И сам Райнер далеко не блистает умом, пытаясь засунуть свою немытую голову Софи между ног. Попытка обречена на неудачу: девушка, уже стоящая на прямых ногах, тренированным движением бедра (сайд-степ) отбрасывает его голову, та ударяется о ствол ничего не подозревающей о происходящем ели, сделано все не без умысла, и оттого глухой удар раздается громче, чем надо бы.
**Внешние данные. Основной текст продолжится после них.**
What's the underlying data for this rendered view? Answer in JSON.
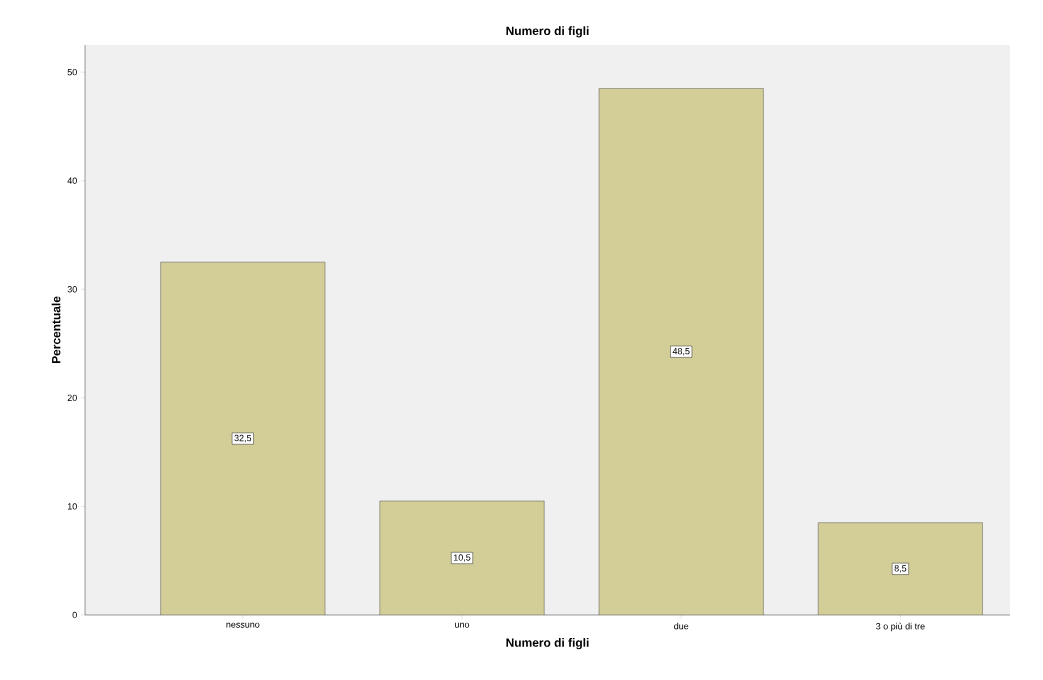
{
  "chart_data": {
    "type": "bar",
    "title": "Numero di figli",
    "xlabel": "Numero di figli",
    "ylabel": "Percentuale",
    "categories": [
      "nessuno",
      "uno",
      "due",
      "3 o più di tre"
    ],
    "values": [
      32.5,
      10.5,
      48.5,
      8.5
    ],
    "value_labels": [
      "32,5",
      "10,5",
      "48,5",
      "8,5"
    ],
    "color": "#d3ce98",
    "ylim": [
      0,
      52.5
    ],
    "yticks": [
      0,
      10,
      20,
      30,
      40,
      50
    ],
    "grid": false
  }
}
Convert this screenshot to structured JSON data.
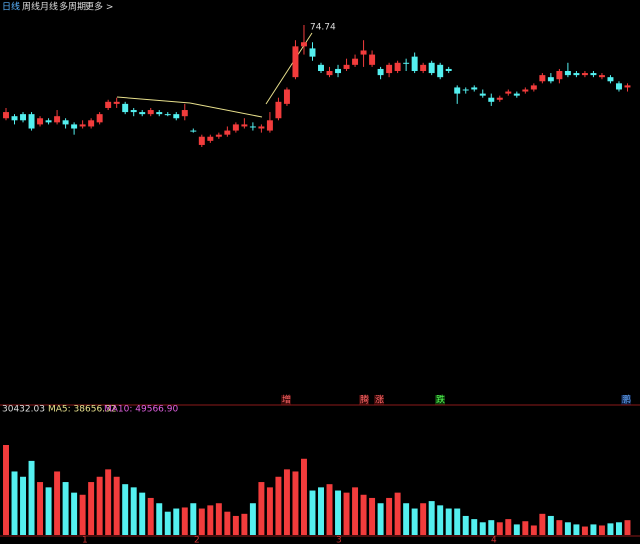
{
  "chart_data": {
    "type": "candlestick",
    "tabs": [
      "日线",
      "周线",
      "月线",
      "多周期",
      "更多 >"
    ],
    "peak_label_index": 35,
    "open": [
      70.2,
      70.3,
      70.4,
      70.4,
      69.9,
      70.1,
      70.0,
      70.1,
      69.9,
      69.8,
      69.8,
      70.0,
      70.7,
      70.9,
      70.9,
      70.6,
      70.5,
      70.4,
      70.5,
      70.4,
      70.4,
      70.3,
      69.6,
      68.9,
      69.1,
      69.3,
      69.4,
      69.6,
      69.8,
      69.8,
      69.7,
      69.6,
      70.2,
      70.9,
      72.2,
      73.7,
      73.6,
      72.8,
      72.3,
      72.6,
      72.6,
      72.8,
      73.3,
      72.8,
      72.6,
      72.4,
      72.5,
      72.9,
      73.2,
      72.5,
      72.9,
      72.8,
      72.6,
      71.7,
      71.6,
      71.7,
      71.4,
      71.2,
      71.1,
      71.4,
      71.4,
      71.5,
      71.6,
      72.0,
      72.2,
      72.1,
      72.5,
      72.4,
      72.3,
      72.4,
      72.2,
      72.2,
      71.9,
      71.7
    ],
    "close": [
      70.5,
      70.1,
      70.1,
      69.7,
      70.2,
      70.0,
      70.3,
      69.9,
      69.7,
      69.9,
      70.1,
      70.4,
      71.0,
      71.0,
      70.5,
      70.5,
      70.4,
      70.6,
      70.4,
      70.35,
      70.2,
      70.6,
      69.55,
      69.3,
      69.3,
      69.4,
      69.6,
      69.9,
      69.9,
      69.75,
      69.8,
      70.1,
      71.0,
      71.6,
      73.7,
      73.9,
      73.2,
      72.5,
      72.5,
      72.4,
      72.8,
      73.1,
      73.5,
      73.3,
      72.3,
      72.8,
      72.9,
      72.85,
      72.5,
      72.8,
      72.4,
      72.2,
      72.5,
      71.4,
      71.55,
      71.6,
      71.3,
      71.0,
      71.2,
      71.5,
      71.3,
      71.6,
      71.8,
      72.3,
      72.0,
      72.5,
      72.3,
      72.3,
      72.4,
      72.3,
      72.3,
      72.0,
      71.6,
      71.8
    ],
    "high": [
      70.7,
      70.4,
      70.5,
      70.5,
      70.3,
      70.2,
      70.6,
      70.2,
      70.0,
      70.1,
      70.2,
      70.5,
      71.1,
      71.2,
      71.0,
      70.7,
      70.6,
      70.7,
      70.6,
      70.5,
      70.5,
      70.9,
      69.7,
      69.4,
      69.4,
      69.5,
      69.8,
      70.0,
      70.2,
      70.0,
      69.9,
      70.5,
      71.2,
      71.7,
      74.0,
      74.74,
      73.9,
      72.9,
      72.7,
      72.8,
      73.1,
      73.3,
      74.0,
      73.5,
      72.7,
      72.9,
      73.0,
      73.1,
      73.4,
      72.9,
      73.0,
      72.9,
      72.7,
      71.8,
      71.7,
      71.8,
      71.6,
      71.4,
      71.3,
      71.6,
      71.5,
      71.7,
      71.9,
      72.4,
      72.4,
      72.6,
      72.9,
      72.5,
      72.5,
      72.5,
      72.4,
      72.3,
      72.0,
      71.9
    ],
    "low": [
      70.1,
      69.9,
      70.0,
      69.6,
      69.8,
      69.9,
      69.9,
      69.7,
      69.4,
      69.7,
      69.7,
      69.9,
      70.6,
      70.7,
      70.4,
      70.3,
      70.3,
      70.3,
      70.3,
      70.3,
      70.1,
      70.1,
      69.5,
      68.8,
      69.0,
      69.2,
      69.3,
      69.5,
      69.7,
      69.6,
      69.5,
      69.5,
      70.1,
      70.8,
      72.1,
      73.3,
      73.0,
      72.4,
      72.2,
      72.2,
      72.5,
      72.7,
      72.7,
      72.7,
      72.1,
      72.2,
      72.4,
      72.5,
      72.4,
      72.4,
      72.3,
      72.1,
      72.4,
      70.9,
      71.4,
      71.5,
      71.2,
      70.8,
      71.0,
      71.3,
      71.2,
      71.4,
      71.5,
      71.9,
      71.9,
      71.9,
      72.2,
      72.2,
      72.2,
      72.2,
      72.1,
      71.9,
      71.5,
      71.5
    ],
    "volume": [
      85000,
      60000,
      55000,
      70000,
      50000,
      45000,
      60000,
      50000,
      40000,
      38000,
      50000,
      55000,
      62000,
      55000,
      48000,
      45000,
      40000,
      35000,
      30000,
      22000,
      25000,
      26000,
      30000,
      25000,
      28000,
      30000,
      22000,
      18000,
      20000,
      30000,
      50000,
      45000,
      55000,
      62000,
      60000,
      72000,
      42000,
      45000,
      48000,
      42000,
      40000,
      45000,
      38000,
      35000,
      30000,
      35000,
      40000,
      30000,
      25000,
      30000,
      32000,
      28000,
      25000,
      25000,
      18000,
      15000,
      12000,
      14000,
      12000,
      15000,
      10000,
      13000,
      9000,
      20000,
      18000,
      14000,
      12000,
      10000,
      8000,
      10000,
      9000,
      11000,
      12000,
      14000
    ],
    "up_color": "#f23c3c",
    "down_color": "#54f0f0",
    "signals": [
      "增",
      "腾",
      "涨",
      "跌",
      "鹏"
    ],
    "volume_label": "30432.03",
    "ma5_label": "MA5: 38656.32",
    "ma10_label": "MA10: 49566.90",
    "x_labels": [
      "1",
      "2",
      "3",
      "4"
    ]
  }
}
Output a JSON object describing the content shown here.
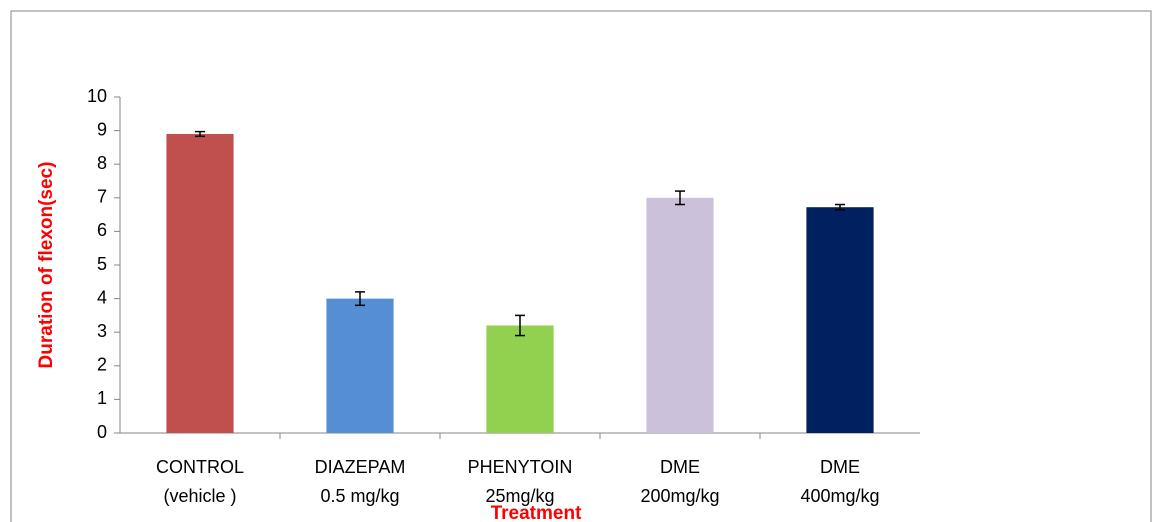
{
  "chart_data": {
    "type": "bar",
    "categories": [
      [
        "CONTROL",
        "(vehicle )"
      ],
      [
        "DIAZEPAM",
        "0.5 mg/kg"
      ],
      [
        "PHENYTOIN",
        "25mg/kg"
      ],
      [
        "DME",
        "200mg/kg"
      ],
      [
        "DME",
        "400mg/kg"
      ]
    ],
    "values": [
      8.9,
      4.0,
      3.2,
      7.0,
      6.72
    ],
    "errors": [
      0.07,
      0.2,
      0.3,
      0.2,
      0.08
    ],
    "colors": [
      "#c0504d",
      "#558ed5",
      "#92d050",
      "#ccc1da",
      "#002060"
    ],
    "xlabel": "Treatment",
    "ylabel": "Duration of flexon(sec)",
    "ylim": [
      0,
      10
    ],
    "yticks": [
      0,
      1,
      2,
      3,
      4,
      5,
      6,
      7,
      8,
      9,
      10
    ],
    "grid": false
  }
}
— Я люблю тебя, Софи, я хочу сказать, что мне совершенно безразлично все, кроме тебя. Мои лицевые мышцы вздрагивают сейчас самым многострадальным образом лишь для тебя одной. Страданье, однако, есть лишь прелюдия, ибо сейчас я поцелую тебя самым пылким образом, это будет кульминацией. Ты сейчас мягка и податлива, Софи, и мне надо быть грубым и твердым, потому что противоположности притягивают друг друга. Мы очень сильно притягиваем друг друга, и невозможно справиться с этим притяжением.
При очередном порыве ветра купа берез отчаянно стонет, и стон подхватывают две ивы, расположенные на тщательно выверенном расстоянии неподалеку. С пронзительным криком взлетает потревоженная в своем ночном покое птица. В открытом для публики парке покоя не найдешь, а теперь и здесь покой утрачен. Луна, как помешанная, бешено мчится по низкому небу, но на самом-то деле мчатся только облака. Райнер испытующе глядит на луну и что-то произносит на ее счет, ему следует создать такой образ, который еще никому и никогда не приходил в голову, иначе можно было бы просто сказать, что луна серебристым диском повисла на небосводе или что-нибудь в том же духе. Софи говорит, что любовный экстаз есть не что иное, как удовлетворенное тщеславие (цитата из Музиля). Райнер заявляет, что его тщеславие касается лишь искусства, и здесь оно весьма остро проявляется, а в жизни он покончил со всем сразу, и жизнь эта — пропащая потому, что он находится вне общества и его условностей. Его любовь абсолютно свободна от всего, за исключением самой любви. Когда он распахивает лиф ее платья с глубоким вырезом и рассматривает ее грудь, то ощущает, что, увы, все это время стоит в сырой траве и завтра наверняка схватит насморк. Слишком часто подошвы его американских полуботинок укрывали вырезанными из картона стельками, а картон размокает быстро, да и сами подошвы эти не очень прочные; непрочны и подошвы Райнеровых желаний, алчных и постоянно отдирающихся по шву, чтобы выпустить лишний пар.